Seluruh dataset, skrip, bagan, dan aset publikasinya diarsipkan di repositori Thunderbit Operations Data bagi pembaca yang ingin memeriksa bahan sumber atau menjalankan ulang analisisnya.

Jawaban singkatnya: sering kali, tidak.

Jawaban panjangnya lebih menarik. YouTube tidak memberi penghargaan pada identitas agen. YouTube menghargai konten dengan format kreator: video yang dipilih orang untuk ditonton bahkan ketika mereka belum siap membeli rumah.

Perbedaan itu menjelaskan sebagian besar dataset.

Temuan Utama

Berikut angka-angka yang akan saya mulai jika saya menjelaskan studi ini kepada tim pemasaran broker properti:

TemuanData
Channel yang dianalisis179
Video yang dianalisis3.839
Tanggal snapshot2026-05-12
Median pelanggan channel2.030
Channel di bawah 10 ribu pelanggan68,2%
Median tayangan untuk tur rumah3.010
Median tayangan untuk video listing atau penjualan531
Kesenjangan tur rumah vs listing5,7x
Median tayangan untuk video pembeli pertama71

Kesenjangan terbesar ada pada dua jenis video yang sering menampilkan hal yang sama: rumah.

Video tur rumah punya median 3.010 tayangan. Video listing atau penjualan punya median 531 tayangan. Itu selisih 5,7x.

Objeknya sama. Bingkainya berbeda.

Tur rumah mengalahkan video listing 5,7x

Tur rumah mengatakan: ayo lihat ke dalam tempat menarik ini.

Video listing mengatakan: ini dijual, hubungi saya.

Yang satu terasa seperti konten. Yang lain terasa seperti iklan.

Dan YouTube memang tidak terlalu ramah terhadap iklan yang tidak diminta orang untuk ditonton.

Rumah yang Sama, Bingkai yang Berbeda

Bagan paling berguna di dataset ini adalah peringkat jenis kontennya.

Median tayangan berdasarkan jenis konten YouTube real estat

Kami mengklasifikasikan video ke dalam sembilan jenis konten menggunakan aturan judul dan deskripsi yang transparan.

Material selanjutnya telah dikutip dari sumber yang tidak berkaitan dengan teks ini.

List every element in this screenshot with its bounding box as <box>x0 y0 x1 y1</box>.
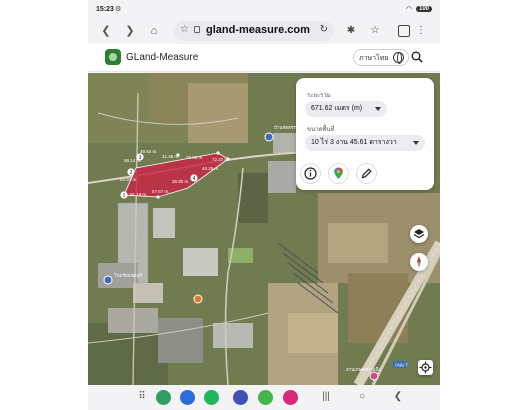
map-pin-icon <box>334 167 343 179</box>
measure-panel: ระยะรวม 671.62 เมตร (m) ขนาดพื้นที่ 10 ไ… <box>296 78 434 190</box>
place-label: สวนเกษตรบ้านบึง <box>346 367 380 372</box>
phone-screen: 15:23 ⚙ ◠ 100 ❮ ❯ ⌂ ☆ gland-measure.com … <box>88 0 440 410</box>
reload-icon[interactable]: ↻ <box>320 24 328 35</box>
area-value: 10 ไร่ 3 งาน 45.61 ตารางวา <box>311 139 397 146</box>
favorites-icon[interactable]: ☆ <box>368 23 382 39</box>
status-time: 15:23 <box>96 6 114 13</box>
line-app-icon[interactable] <box>258 390 273 405</box>
status-bar: 15:23 ⚙ ◠ 100 <box>88 0 440 20</box>
phone-app-icon[interactable] <box>156 390 171 405</box>
svg-text:3: 3 <box>139 155 142 161</box>
place-marker[interactable] <box>193 294 203 304</box>
edge-label: 40.25 m. <box>202 166 220 171</box>
wifi-icon: ◠ <box>405 6 412 13</box>
tab-switcher-icon[interactable] <box>398 25 410 37</box>
edge-label: 35.90 m. <box>172 179 190 184</box>
browser-toolbar: ❮ ❯ ⌂ ☆ gland-measure.com ↻ ✱ ☆ ⋮ <box>88 20 440 42</box>
chevron-down-icon <box>413 141 419 145</box>
edge-label: 64.94 m. <box>120 177 138 182</box>
layers-button[interactable] <box>410 225 428 243</box>
area-unit-select[interactable]: 10 ไร่ 3 งาน 45.61 ตารางวา <box>305 135 425 151</box>
lock-icon <box>194 26 200 33</box>
perimeter-label: ระยะรวม <box>307 93 331 99</box>
place-marker[interactable] <box>369 371 379 381</box>
my-location-button[interactable] <box>418 360 433 375</box>
home-icon[interactable]: ⌂ <box>146 23 162 39</box>
settings-notification-icon: ⚙ <box>115 6 122 13</box>
edge-label: 57.67 m. <box>152 189 170 194</box>
system-nav-bar: ⠿ ||| ○ ❮ <box>88 385 440 410</box>
perimeter-value: 671.62 เมตร (m) <box>311 105 363 112</box>
language-label: ภาษาไทย <box>359 55 389 62</box>
extensions-icon[interactable]: ✱ <box>344 23 358 39</box>
edge-label: 91.19 m. <box>130 192 148 197</box>
place-marker[interactable] <box>264 132 274 142</box>
edge-label: 38.06 m. <box>186 155 204 160</box>
language-button[interactable]: ภาษาไทย <box>353 49 409 66</box>
globe-icon <box>393 52 404 64</box>
app-logo-icon <box>105 49 121 65</box>
app-header: GLand-Measure ภาษาไทย <box>88 44 440 72</box>
pencil-icon <box>361 168 372 179</box>
info-icon <box>304 167 317 180</box>
edit-button[interactable] <box>357 164 376 183</box>
status-right-group: ◠ 100 <box>406 5 432 13</box>
back-button-icon[interactable]: ❮ <box>392 391 404 403</box>
address-bar[interactable]: ☆ gland-measure.com ↻ <box>174 21 334 41</box>
forward-icon[interactable]: ❯ <box>122 23 138 39</box>
app-drawer-icon[interactable]: ⠿ <box>136 391 148 403</box>
back-icon[interactable]: ❮ <box>98 23 114 39</box>
app-title: GLand-Measure <box>126 52 199 63</box>
info-button[interactable] <box>301 164 320 183</box>
google-maps-button[interactable] <box>329 164 348 183</box>
layers-icon <box>413 229 425 239</box>
place-marker[interactable] <box>103 275 113 285</box>
crosshair-icon <box>419 361 432 374</box>
compass-icon <box>417 256 421 268</box>
more-menu-icon[interactable]: ⋮ <box>414 23 428 39</box>
phone-call-icon[interactable] <box>204 390 219 405</box>
bookmark-star-icon[interactable]: ☆ <box>180 24 189 35</box>
svg-text:1: 1 <box>123 193 126 199</box>
svg-text:2: 2 <box>130 170 133 176</box>
place-label: โรงเรียนชลบุรี <box>114 272 142 279</box>
home-button-icon[interactable]: ○ <box>356 391 368 403</box>
url-text[interactable]: gland-measure.com <box>206 24 310 36</box>
edge-label: 49.64 m. <box>140 149 158 154</box>
browser-app-icon[interactable] <box>233 390 248 405</box>
search-icon[interactable] <box>411 51 423 63</box>
battery-indicator: 100 <box>415 6 432 12</box>
compass-button[interactable] <box>410 253 428 271</box>
road-label: ถนน 7 <box>395 363 408 368</box>
perimeter-unit-select[interactable]: 671.62 เมตร (m) <box>305 101 387 117</box>
messages-app-icon[interactable] <box>180 390 195 405</box>
svg-text:4: 4 <box>193 176 196 182</box>
area-label: ขนาดพื้นที่ <box>307 127 335 133</box>
instagram-app-icon[interactable] <box>283 390 298 405</box>
chevron-down-icon <box>375 107 381 111</box>
recent-apps-icon[interactable]: ||| <box>320 391 332 403</box>
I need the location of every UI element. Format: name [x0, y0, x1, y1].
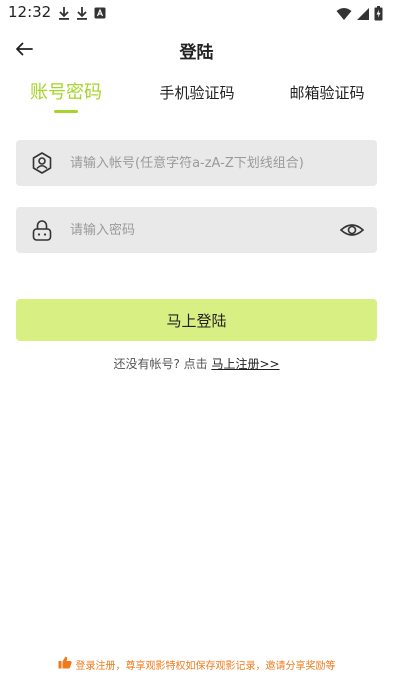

Klasifikatornya tidak sempurna, dan nanti saya akan membahas keterbatasannya, tetapi polanya cukup jelas untuk dipakai.

Jenis KontenVideoPorsi VideoMedian Tayangan
Tur rumah2707,0%3.010
Saran agen230,6%1.203
Mewah59515,5%1.123
Pembaruan pasar62416,3%911
Investasi1664,3%804
Lainnya99525,9%591
Listing atau penjualan2175,7%531
Edukasi85922,4%414
Personal brand280,7%215
Pembeli pertama kali621,6%71

Tabel ini mengatakan sesuatu yang mungkin tidak ingin didengar para pemasar properti: playbook agen yang default bukan playbook YouTube yang paling kuat.

Banyak agen secara alami mulai dari video listing. Mereka sudah punya rumahnya. Mereka sudah butuh aset pemasaran. Mereka juga ingin pembeli melihat propertinya. Jadi, listing diubah menjadi video lalu dipublikasikan di YouTube.

Logika itu masuk akal dari sisi penjual. Tapi dari sisi penonton, jauh kurang meyakinkan.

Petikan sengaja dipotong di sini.